Mas na semana passada, recebi um recado pelo Facebook que mexeu muito comigo. Mas para explicar terei de voltar no tempo novamente.
Um dia antes do decreto do Plano Collor em 1990, nos despedimos do Amilton, da dona Izabel e do seu filho Diego. O Amilton ainda nos alertou "o pessoal da Rádio Gaúcha está dizendo que o novo governo vai mexer com o dinheiro de todo mundo, tentem sacar algo no banco..."

                                                         Conselho


Agrales foram valentes na viagem até o Uruguai
Deixamos a pequena Praia Grande, pertinho da divisa de Santa Catarina com o Rio Grande do Sul, e subimos na direção de Florianópolis. Na Ilha da Magia, entre uma sequência de camarão e muitas cervejas, lembramos da hospitalidade do Amilton e sua família.
Eles eram proprietários da Pizzaria e Lancheria Avalanche, onde eu o Marcão ficamos fregueses e amigos. Lá conseguíamos as dicas para chegar ao Cânion do Itaimbezinho, no Parque Nacional de Aparados da Serra.

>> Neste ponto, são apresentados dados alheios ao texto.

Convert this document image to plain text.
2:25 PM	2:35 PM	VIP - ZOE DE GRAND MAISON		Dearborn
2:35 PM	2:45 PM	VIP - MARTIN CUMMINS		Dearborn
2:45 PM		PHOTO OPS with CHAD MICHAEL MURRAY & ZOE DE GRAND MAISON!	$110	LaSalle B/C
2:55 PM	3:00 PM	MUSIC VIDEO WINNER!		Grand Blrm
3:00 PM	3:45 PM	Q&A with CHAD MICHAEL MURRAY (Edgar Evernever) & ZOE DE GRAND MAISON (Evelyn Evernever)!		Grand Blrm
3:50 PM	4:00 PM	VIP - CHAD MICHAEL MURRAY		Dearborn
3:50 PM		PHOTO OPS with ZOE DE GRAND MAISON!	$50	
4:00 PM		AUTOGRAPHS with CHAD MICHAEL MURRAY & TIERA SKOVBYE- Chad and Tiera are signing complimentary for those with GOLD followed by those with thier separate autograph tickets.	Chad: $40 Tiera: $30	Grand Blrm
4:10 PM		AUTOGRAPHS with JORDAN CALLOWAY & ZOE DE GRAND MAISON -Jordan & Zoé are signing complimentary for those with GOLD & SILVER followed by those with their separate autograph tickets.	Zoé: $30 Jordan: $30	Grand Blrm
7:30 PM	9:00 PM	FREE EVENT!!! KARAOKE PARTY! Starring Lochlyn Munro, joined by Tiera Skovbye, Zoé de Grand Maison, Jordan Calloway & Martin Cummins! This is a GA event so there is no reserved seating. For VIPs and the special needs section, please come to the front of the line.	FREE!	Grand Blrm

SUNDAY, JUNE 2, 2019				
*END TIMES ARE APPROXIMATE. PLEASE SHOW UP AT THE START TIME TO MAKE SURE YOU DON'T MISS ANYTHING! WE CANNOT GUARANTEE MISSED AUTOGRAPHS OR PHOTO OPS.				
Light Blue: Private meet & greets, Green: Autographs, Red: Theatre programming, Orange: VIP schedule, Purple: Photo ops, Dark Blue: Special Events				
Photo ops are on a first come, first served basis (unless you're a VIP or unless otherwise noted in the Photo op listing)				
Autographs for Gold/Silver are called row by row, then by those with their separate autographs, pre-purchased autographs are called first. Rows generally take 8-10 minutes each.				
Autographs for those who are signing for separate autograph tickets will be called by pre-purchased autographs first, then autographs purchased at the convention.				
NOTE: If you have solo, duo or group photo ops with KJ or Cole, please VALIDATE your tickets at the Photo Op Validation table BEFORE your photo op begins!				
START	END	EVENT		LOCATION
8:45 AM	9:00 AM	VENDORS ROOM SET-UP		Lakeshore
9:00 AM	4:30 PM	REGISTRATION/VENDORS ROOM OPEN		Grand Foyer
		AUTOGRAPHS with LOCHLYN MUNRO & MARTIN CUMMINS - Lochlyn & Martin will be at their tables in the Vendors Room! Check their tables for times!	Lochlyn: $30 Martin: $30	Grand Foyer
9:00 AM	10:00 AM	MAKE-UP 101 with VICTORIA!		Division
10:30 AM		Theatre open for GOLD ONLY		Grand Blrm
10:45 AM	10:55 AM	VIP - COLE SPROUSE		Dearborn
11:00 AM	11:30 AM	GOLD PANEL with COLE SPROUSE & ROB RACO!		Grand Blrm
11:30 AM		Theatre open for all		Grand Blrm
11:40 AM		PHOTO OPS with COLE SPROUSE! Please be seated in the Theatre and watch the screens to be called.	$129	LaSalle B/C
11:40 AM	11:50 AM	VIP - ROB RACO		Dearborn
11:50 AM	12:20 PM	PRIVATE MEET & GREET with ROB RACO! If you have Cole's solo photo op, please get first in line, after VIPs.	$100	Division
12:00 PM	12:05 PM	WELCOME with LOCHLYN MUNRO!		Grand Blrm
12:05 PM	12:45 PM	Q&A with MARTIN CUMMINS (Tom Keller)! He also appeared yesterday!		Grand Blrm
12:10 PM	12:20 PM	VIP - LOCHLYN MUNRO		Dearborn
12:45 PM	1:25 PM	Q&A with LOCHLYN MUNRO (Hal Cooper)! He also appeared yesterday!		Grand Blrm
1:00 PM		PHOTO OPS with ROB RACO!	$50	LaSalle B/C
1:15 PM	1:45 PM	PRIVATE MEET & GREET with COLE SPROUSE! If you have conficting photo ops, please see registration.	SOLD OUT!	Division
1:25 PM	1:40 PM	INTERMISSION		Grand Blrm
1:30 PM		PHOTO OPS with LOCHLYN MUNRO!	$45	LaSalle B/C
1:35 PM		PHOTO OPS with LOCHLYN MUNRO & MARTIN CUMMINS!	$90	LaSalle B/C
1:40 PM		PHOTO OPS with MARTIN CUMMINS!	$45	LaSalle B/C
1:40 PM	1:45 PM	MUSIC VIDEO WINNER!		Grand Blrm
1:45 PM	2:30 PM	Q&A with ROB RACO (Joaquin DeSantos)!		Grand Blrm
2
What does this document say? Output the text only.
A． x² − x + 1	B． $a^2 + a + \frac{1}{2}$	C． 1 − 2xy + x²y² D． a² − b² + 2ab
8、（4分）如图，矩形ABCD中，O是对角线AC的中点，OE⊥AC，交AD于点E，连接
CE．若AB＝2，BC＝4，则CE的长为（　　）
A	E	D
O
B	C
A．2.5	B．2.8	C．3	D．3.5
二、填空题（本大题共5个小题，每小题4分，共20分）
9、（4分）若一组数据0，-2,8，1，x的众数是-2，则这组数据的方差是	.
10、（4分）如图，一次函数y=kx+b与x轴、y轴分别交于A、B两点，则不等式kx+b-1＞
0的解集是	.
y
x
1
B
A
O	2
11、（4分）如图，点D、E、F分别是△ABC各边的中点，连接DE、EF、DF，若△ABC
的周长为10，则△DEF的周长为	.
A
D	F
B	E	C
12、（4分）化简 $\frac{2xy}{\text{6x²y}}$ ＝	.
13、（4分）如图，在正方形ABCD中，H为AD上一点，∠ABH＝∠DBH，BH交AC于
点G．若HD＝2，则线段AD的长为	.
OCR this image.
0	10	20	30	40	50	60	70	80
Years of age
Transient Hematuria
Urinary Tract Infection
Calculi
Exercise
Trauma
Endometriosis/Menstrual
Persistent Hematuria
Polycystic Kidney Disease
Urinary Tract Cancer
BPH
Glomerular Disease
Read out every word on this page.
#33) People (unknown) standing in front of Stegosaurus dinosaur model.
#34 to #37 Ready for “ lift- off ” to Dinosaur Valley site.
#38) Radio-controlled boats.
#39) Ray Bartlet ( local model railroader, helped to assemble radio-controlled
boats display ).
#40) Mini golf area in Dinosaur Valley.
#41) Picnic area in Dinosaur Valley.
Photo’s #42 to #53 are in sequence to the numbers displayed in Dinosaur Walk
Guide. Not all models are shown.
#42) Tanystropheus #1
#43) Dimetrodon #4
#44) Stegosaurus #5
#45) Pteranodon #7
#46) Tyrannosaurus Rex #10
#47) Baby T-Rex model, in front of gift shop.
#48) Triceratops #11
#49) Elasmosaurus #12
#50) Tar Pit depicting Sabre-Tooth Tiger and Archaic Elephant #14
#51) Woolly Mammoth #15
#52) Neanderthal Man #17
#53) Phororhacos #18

Naquela época ninguém viajava pela região. Até a badalada Serra do Rio do Rastro era desconhecida dos turistas.
Passamos por lá na ida e na volta da viagem e nos tornamos amigos da família. Até mandamos um exemplar da Revista Duas Rodas contando nossa aventura pelo Sul e Uruguai. Sim, em outras épocas, ir de moto até o Uruguai era considerada aventura.

                                                Nasce um motociclista


Amilton e o filho Diego com sua Harley
O tempo passou e perdemos o contato, até eu receber uma postagem muito legal na minha página do Facebook. Nela, o Diego, filho do Amilton se identificou e disse que sua família nunca nos esqueceu e tem ótimas lembranças de nossas passagens pela cidade. Veja só: isso há quase trinta anos!
Também disse que se tornou motociclista depois que nos viu chegando "com aquelas motos grandes e todo o equipamento que você usavam, tudo ficou guardado na minha mente, tenho certeza que ali nasceu o motociclismo no meu coração". Diego hoje é casado, tem um filho e roda pelo Brasil com sua enorme Harley-Davidson.

                 Confesso que chorei



Apesar de ser um homem maduro, de 59 anos, confesso que as lágrimas vieram nos meus olhos quando recebi a mensagem. Claro que nos falamos pelo telefone e fiz questão de mandar uma mensagem, em breve passarei em Torres (RS) onde eles moram atualmente, para aquele reencontro.
Mas a grande lição que aprendi com isso é a importância do nosso comportamento durante as viagens. Uma palavra de atenção pode ser o bastante para marcar uma criança, como foi o caso do Diego.
Hoje me arrependo de não estar com minha Agrale na garagem, iria com ela até lá. Já pensou? Aí sim seria um reencontro épico. Apesar disso, é legal perceber como um moto deixa rastros em nossas vidas, mesmo que eles surjam  trinta anos depois...


Comentários

Tabajara disse…
Que história legal. Compra uma 27.5 e volta lá.